Cyclingnews.com has a piece on British kilometre specialist Jason Queally aiming for selection in the team pursuit. It says the Briton is after a new challenge. He’s 39 and won gold in Sydney. But is this really a new challenge?
Instead I think we might be seeing the start of a change in the way the pursuit is ridden. Think of a space rocket going into orbit, it often relies on a booster that falls back to earth to leave the final sections of the spaceship heading for orbit. A pursuit squad can also use a short distance specialist as a “booster” to get them into the lead.
For the 4,000m Team Pursuit it means that you introduce a kilo rider into the team alongside three traditional specialists. The presence of a kilo rider helps to ensure a fast start. It’s something the South Australians used in the Aussie State Championships last February.

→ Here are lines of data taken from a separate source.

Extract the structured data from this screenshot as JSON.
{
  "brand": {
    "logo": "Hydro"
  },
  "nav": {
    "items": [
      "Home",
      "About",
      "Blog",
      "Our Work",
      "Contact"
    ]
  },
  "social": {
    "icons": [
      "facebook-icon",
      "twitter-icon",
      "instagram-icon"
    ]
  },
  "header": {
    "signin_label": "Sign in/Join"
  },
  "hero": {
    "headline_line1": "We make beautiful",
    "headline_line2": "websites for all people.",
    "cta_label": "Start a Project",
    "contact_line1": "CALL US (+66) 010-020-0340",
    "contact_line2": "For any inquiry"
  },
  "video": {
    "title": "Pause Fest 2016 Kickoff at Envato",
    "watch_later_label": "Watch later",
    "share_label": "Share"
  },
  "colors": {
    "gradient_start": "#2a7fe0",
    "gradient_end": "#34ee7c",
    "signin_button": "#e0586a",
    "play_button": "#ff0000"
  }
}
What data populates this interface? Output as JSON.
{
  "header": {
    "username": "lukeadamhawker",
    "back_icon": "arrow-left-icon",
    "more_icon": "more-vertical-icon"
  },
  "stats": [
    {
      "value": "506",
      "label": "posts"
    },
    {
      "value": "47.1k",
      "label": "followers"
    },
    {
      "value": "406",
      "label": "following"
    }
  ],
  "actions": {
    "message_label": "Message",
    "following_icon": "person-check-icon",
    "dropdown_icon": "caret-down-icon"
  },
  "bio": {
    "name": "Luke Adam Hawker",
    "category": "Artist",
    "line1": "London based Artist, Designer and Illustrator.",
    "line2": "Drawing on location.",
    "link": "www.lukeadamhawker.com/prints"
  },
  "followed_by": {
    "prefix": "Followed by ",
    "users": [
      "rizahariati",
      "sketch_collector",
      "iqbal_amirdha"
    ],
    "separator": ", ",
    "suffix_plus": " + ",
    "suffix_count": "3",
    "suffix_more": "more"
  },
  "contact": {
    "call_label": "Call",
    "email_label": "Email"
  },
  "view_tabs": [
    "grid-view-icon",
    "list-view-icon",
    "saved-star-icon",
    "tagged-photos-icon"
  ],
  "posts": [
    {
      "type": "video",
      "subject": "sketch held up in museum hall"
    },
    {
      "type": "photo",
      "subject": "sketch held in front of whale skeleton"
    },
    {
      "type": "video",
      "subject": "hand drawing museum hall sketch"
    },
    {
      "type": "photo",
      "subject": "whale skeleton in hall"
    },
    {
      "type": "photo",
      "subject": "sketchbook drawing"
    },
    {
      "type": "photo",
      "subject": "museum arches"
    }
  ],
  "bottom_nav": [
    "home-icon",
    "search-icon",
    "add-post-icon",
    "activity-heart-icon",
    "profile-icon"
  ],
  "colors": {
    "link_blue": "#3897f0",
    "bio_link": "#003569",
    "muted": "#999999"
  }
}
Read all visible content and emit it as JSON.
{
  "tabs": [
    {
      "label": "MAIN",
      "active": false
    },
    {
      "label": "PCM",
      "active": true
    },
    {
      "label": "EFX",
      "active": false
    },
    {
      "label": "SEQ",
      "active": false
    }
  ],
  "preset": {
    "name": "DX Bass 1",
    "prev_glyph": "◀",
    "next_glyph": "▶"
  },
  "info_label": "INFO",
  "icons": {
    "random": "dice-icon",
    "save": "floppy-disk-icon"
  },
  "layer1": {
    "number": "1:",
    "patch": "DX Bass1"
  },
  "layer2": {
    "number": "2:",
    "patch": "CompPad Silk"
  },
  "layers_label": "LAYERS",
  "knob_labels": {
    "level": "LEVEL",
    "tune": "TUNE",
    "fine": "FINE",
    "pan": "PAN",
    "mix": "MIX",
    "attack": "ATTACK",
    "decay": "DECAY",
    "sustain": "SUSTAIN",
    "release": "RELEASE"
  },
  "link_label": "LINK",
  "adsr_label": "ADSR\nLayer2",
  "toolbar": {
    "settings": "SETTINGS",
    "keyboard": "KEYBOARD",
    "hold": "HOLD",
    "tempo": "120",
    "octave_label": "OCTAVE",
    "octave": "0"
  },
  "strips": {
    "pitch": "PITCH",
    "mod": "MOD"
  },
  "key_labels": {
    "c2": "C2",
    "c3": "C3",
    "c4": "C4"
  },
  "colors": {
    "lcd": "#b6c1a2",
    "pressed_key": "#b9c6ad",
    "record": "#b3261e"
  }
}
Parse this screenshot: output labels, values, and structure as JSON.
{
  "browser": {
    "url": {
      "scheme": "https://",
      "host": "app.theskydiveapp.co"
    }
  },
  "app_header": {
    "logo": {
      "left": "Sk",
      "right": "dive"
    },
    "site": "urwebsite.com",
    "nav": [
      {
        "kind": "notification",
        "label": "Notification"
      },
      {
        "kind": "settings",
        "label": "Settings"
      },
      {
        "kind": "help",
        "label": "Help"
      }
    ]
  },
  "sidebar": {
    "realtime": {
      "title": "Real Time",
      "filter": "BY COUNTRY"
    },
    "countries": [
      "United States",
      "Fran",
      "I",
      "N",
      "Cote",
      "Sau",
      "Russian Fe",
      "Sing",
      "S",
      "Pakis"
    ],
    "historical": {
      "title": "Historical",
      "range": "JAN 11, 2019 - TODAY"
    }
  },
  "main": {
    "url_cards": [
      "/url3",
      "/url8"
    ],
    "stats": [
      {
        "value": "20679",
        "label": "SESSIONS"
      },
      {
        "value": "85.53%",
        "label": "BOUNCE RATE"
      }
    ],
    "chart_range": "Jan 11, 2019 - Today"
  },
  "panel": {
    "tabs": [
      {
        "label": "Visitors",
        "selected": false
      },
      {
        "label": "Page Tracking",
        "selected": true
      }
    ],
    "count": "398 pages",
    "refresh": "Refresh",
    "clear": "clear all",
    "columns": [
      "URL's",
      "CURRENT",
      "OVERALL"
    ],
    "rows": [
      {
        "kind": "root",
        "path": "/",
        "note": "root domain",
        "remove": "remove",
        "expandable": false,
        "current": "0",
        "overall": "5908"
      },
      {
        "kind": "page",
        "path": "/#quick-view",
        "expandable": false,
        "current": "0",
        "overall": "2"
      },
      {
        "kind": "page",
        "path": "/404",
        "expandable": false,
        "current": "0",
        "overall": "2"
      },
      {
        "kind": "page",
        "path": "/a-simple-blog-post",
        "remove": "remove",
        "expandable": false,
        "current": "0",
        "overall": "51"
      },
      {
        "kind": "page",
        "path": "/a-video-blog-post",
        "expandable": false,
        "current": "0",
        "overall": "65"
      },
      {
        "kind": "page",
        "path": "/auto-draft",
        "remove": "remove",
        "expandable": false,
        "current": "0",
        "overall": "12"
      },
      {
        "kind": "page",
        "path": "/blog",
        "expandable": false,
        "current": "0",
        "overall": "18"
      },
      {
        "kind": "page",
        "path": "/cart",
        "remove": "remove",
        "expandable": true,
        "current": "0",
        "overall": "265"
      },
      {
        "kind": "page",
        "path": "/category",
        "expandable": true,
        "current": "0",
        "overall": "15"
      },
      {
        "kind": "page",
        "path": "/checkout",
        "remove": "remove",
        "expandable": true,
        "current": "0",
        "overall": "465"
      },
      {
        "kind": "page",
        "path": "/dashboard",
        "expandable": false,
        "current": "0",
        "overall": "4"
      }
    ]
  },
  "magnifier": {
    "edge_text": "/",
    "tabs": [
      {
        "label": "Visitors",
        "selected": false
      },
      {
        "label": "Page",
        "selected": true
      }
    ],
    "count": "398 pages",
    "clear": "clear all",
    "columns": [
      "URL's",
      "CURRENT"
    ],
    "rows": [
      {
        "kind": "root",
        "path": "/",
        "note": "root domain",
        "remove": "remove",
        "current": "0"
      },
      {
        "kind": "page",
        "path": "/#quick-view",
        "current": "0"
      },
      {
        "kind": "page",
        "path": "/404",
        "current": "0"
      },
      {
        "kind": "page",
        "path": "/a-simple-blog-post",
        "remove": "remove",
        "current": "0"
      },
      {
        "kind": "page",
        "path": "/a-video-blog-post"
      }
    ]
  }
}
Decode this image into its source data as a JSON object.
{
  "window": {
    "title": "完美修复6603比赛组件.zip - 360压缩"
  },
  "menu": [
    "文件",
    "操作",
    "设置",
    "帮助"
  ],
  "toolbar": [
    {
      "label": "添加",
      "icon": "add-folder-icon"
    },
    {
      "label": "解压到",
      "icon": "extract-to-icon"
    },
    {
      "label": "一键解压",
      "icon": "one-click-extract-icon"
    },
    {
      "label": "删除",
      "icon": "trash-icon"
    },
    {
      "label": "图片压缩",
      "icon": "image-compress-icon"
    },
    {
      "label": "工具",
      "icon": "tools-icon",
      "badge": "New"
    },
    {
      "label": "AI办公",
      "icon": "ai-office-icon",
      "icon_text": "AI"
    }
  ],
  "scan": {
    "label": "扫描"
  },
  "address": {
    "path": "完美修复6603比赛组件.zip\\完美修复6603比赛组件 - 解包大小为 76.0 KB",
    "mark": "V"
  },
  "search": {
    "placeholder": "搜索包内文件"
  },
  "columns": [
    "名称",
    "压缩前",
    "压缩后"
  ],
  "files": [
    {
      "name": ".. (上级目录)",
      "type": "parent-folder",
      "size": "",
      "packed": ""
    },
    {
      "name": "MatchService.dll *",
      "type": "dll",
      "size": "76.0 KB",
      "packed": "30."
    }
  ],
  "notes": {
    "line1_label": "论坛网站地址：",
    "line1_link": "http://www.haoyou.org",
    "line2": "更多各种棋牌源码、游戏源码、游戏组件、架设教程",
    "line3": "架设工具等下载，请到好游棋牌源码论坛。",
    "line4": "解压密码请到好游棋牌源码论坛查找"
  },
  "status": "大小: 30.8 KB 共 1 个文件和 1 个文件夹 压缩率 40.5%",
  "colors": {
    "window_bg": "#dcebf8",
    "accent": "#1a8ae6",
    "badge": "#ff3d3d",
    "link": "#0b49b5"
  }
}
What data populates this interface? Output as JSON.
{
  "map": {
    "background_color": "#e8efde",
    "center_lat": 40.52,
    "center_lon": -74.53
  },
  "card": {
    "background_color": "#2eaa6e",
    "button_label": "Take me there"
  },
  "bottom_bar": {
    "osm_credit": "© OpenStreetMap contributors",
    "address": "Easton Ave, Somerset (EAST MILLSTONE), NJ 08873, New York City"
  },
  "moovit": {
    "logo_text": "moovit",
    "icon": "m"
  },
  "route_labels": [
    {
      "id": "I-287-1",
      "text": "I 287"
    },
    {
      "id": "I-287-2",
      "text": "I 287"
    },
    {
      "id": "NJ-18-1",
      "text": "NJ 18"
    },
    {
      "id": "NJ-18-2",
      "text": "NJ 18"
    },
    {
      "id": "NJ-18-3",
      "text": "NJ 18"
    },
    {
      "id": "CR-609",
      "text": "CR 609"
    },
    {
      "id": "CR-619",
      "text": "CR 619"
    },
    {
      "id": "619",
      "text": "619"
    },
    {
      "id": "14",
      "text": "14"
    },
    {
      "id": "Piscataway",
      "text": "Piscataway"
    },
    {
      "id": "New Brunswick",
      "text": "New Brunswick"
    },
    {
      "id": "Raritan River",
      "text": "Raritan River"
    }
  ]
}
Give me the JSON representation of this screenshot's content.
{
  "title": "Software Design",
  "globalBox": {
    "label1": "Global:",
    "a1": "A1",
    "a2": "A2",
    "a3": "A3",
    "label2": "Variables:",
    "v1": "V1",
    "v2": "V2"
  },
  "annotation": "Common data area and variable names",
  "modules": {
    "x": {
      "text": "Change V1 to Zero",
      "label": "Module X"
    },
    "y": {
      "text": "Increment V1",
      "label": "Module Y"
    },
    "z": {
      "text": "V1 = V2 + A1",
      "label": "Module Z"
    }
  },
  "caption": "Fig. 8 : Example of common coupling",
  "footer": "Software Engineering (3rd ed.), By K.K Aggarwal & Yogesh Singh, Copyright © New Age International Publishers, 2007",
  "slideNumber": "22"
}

South Australian coach Tim Decker put a classic pursuiter on for one and a quarter laps on the front who then swung up for kilo specialist James Glasspool (pictured, with black overshoes, look how much bigger his thighs are) who did his specialist effort for three and a quarter laps. Like a spent launch rocket, he pulled out all together to leave the trio to complete the distance. This big effort gave the SA team a 1000m split time of 1min04sec, putting them two seconds up on their rivals. This is a big difference and can upset the opposing team but it’s also a big head start in terms of absolute times, useful for qualifying.
Jason Queally might find a new challenge but I suspect the story is less about his career but instead a new race tactic. Given British Cycling are known for their innovation and free thinking, this could be an experiment on their part to copy the South Australian “booster” tactic.